Let’s suppose that Soumas, who has missed the majority of meetings, does so again and a reformer does so as well, giving establishment candidates a 4-3 advantage. If that were the case, whether a review of term limits as the agenda describes is a motion is crucial, because if it does, assuming voting holds as previous it would be rescinded, but if it doesn’t, it couldn’t be.

In that latter case, Friedley as chairman could declare that a two-thirds vote be required (or even in the instance all establishment appointees show up and a reformer doesn’t) and the rescinding would fail. Robert’s allows for appealing the ruling of a chairman, which a majority could do to overrule him on such a requirement, but then whatever happens can become subject to litigation where if the vote wasn’t a supermajority and the judiciary ultimately decides a motion hadn’t made it on to the agenda, then it would invalidate the rescinding. But for this to matter at the ballot box it would have to be a quick decision, exhausting all appeals, by the judiciary; otherwise, the establishment wins by delaying a charter change with term limits from enaction prior to city elections.

The only way the establishment is safe is if all five of its appointees show up and vote its party line. Otherwise, the exercise threatens to lapse into legalese unless absences are such that reform appointees are at equal strength, where they can win.

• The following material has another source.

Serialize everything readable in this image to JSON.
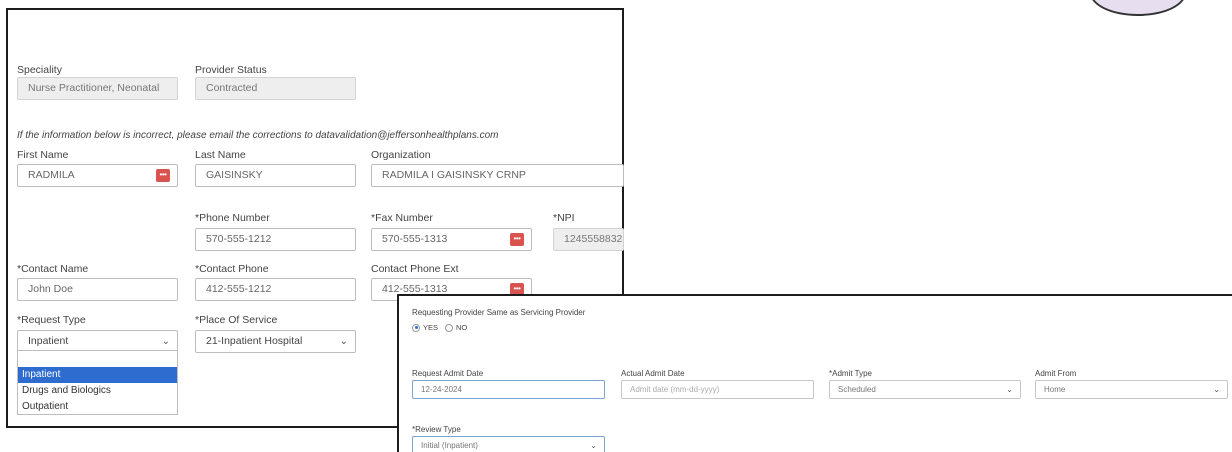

Still, the establishment likely triumphs if it can arrange a successful vote to rescind because it probably can tie things up in court long enough even if its action is defective – in the short term. Because yet another display of its naked, even illegitimate use of, power to thwart the popular will – why else does it fight so hard to keep term limits off any ballot – only adds fuel to the fire of ongoing petitioning to place an amendment on the same Dec. 7 ballot as any charter change. Maybe the empire wins this battle, but how it does could aid in its losing the ultimate war.